Støre has been promoting more use of hydrogen, not least at the recent UN Climate Summit in Glasgow. “What we’re doing here today is delivering on marching orders from the climate summit in Glasgow, where the message we got was to turn words into action,” Støre said, adding that the projects can also both cut emissions and create jobs.
The state energy investment company Enova will distribute up to NOK 283 million to industrial firm Yara Norge (in which the state also holds a major stake), NOK 261 million to TiZir Titanium and Iron, and NOK 482 million to Horisont Energi. State broadcaster NRK reported that another NOK 1.6 billion has also been allocated to the three companies’ hydrogen projects through the research council Forskningsrådet, Innovation Norway, Enova itself and Gassnova, triggering an additional NOK 2 billion from the business sector.
Hydrogen has been launched as an alternative to electric motors, gasoline, oil and natural gas. When used as fuel, its steam generates the only emissions and is therefore viewed as climate-friendly as long as it’s produced through a low-emission process. Yara, for example, plans to use hydrogen in its production of ammonia at its Herøya plant in Porsgrunn, southwest of Oslo, and to produce emissions-free fuel for shipping and carbon-free fertilizer for agriculture.
TiZir, meanwhile, is running a project in Tyssedal that would use hydrogen instead of coal in production of iron, through a process that can cut emissions not only in Norway but also internationally. Its project is one of the first from Norway to be included as an IPCEI (Important Project of Common European Interest) project for industrial use of hydrogen and can be a prototype for others.

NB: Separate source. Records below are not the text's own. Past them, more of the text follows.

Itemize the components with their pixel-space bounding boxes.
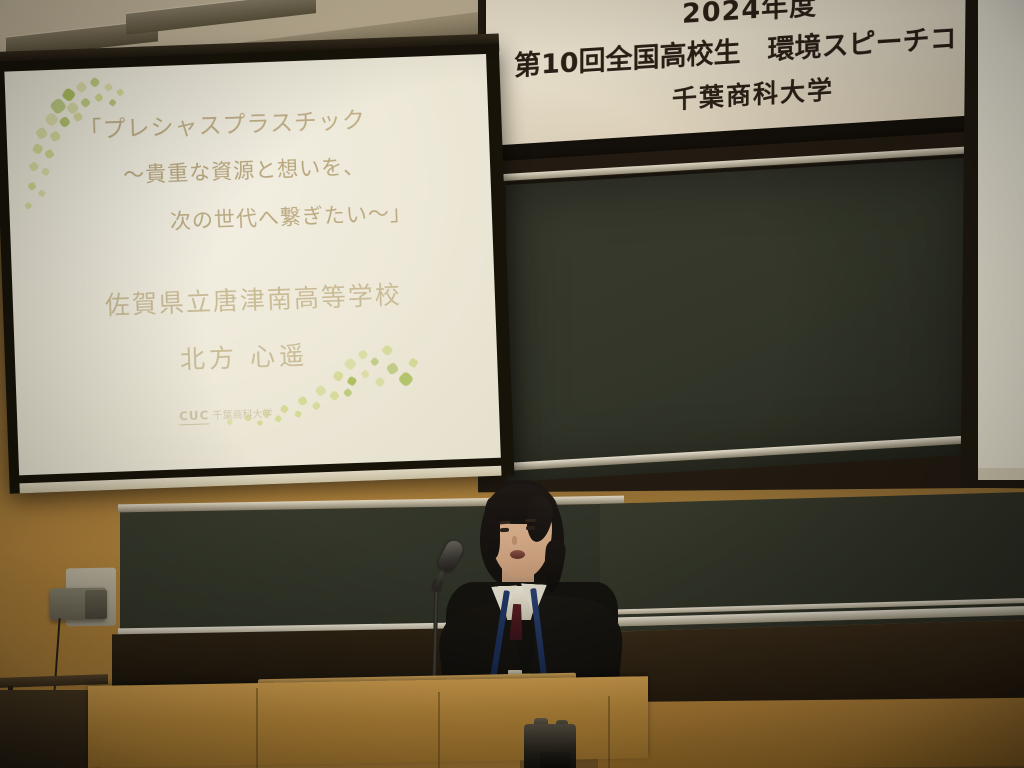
chalkboard-main [506, 154, 976, 482]
slide-presenter-name: 北方 心遥 [179, 336, 308, 377]
speaker-side-panel [85, 590, 107, 619]
presentation-slide: 「プレシャスプラスチック ～貴重な資源と想いを、 次の世代へ繋ぎたい～」 佐賀県… [4, 54, 500, 475]
tripod-post [540, 752, 570, 768]
lecture-hall-photo: 2024年度 第10回全国高校生 環境スピーチコ 千葉商科大学 「プレシャスプラ… [0, 0, 1024, 768]
second-projection-screen [978, 0, 1024, 476]
slide-title-line-1: 「プレシャスプラスチック [78, 100, 367, 145]
banner-host-text: 千葉商科大学 [672, 70, 834, 116]
projection-screen: 「プレシャスプラスチック ～貴重な資源と想いを、 次の世代へ繋ぎたい～」 佐賀県… [0, 43, 514, 493]
podium-panel-seam [608, 696, 610, 768]
cuc-logo-text: 千葉商科大学 [212, 409, 272, 422]
mouth [510, 550, 525, 559]
podium-panel-seam [256, 688, 258, 768]
stacked-chair [0, 690, 96, 768]
slide-text-block: 「プレシャスプラスチック ～貴重な資源と想いを、 次の世代へ繋ぎたい～」 佐賀県… [4, 54, 500, 475]
second-screen-bottom-edge [978, 468, 1024, 480]
podium-panel-seam [438, 692, 440, 768]
slide-school-name: 佐賀県立唐津南高等学校 [104, 275, 402, 322]
slide-title-line-2: ～貴重な資源と想いを、 [123, 150, 366, 189]
eye-left [500, 528, 509, 532]
cuc-logo-mark: CUC [179, 408, 210, 425]
cuc-logo: CUC千葉商科大学 [179, 405, 273, 423]
eye-right [526, 526, 535, 530]
right-desk [598, 698, 1024, 768]
slide-title-line-3: 次の世代へ繋ぎたい～」 [169, 197, 412, 236]
nose [512, 536, 517, 545]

Horisont Energi is working with state oil company Equinor and Vår Energi to build a full-scale plant called Barents Blue for low-emission ammonia production outside Hammerfest. The project will use new and energy-efficient technology in connection with access to gas and the capture and storage of carbon dioxide. The ammonia can be an important and green source of energy in several sectors, also within shipping and process industry.
Reaction to the hydrogen plans was positive, with environmental organization Bellona calling them “extremely important” for the development of a hydrogen industry in Norway and Europe. The projects chosen represent industries and technology needed to reach Norway’s climate coals, said Frederic Hauge of Bellona.
“Production and use of low-emission hydrogen must occur in tandem,” Hauge said. “Enova has understood that, and this gives the project portfolio high demonstration value both in Norway and Europe.”
Espen Barth Eide, Støre’s government minister in charge of environmental and climate issues, said the “transition to a zero-emission future” demands implementation of climate and industrial policy. “The government wants Norway to succeed at grabbing opportunies in the green shift,” Eide said. Government funding of serious projects can help that happen, he noted.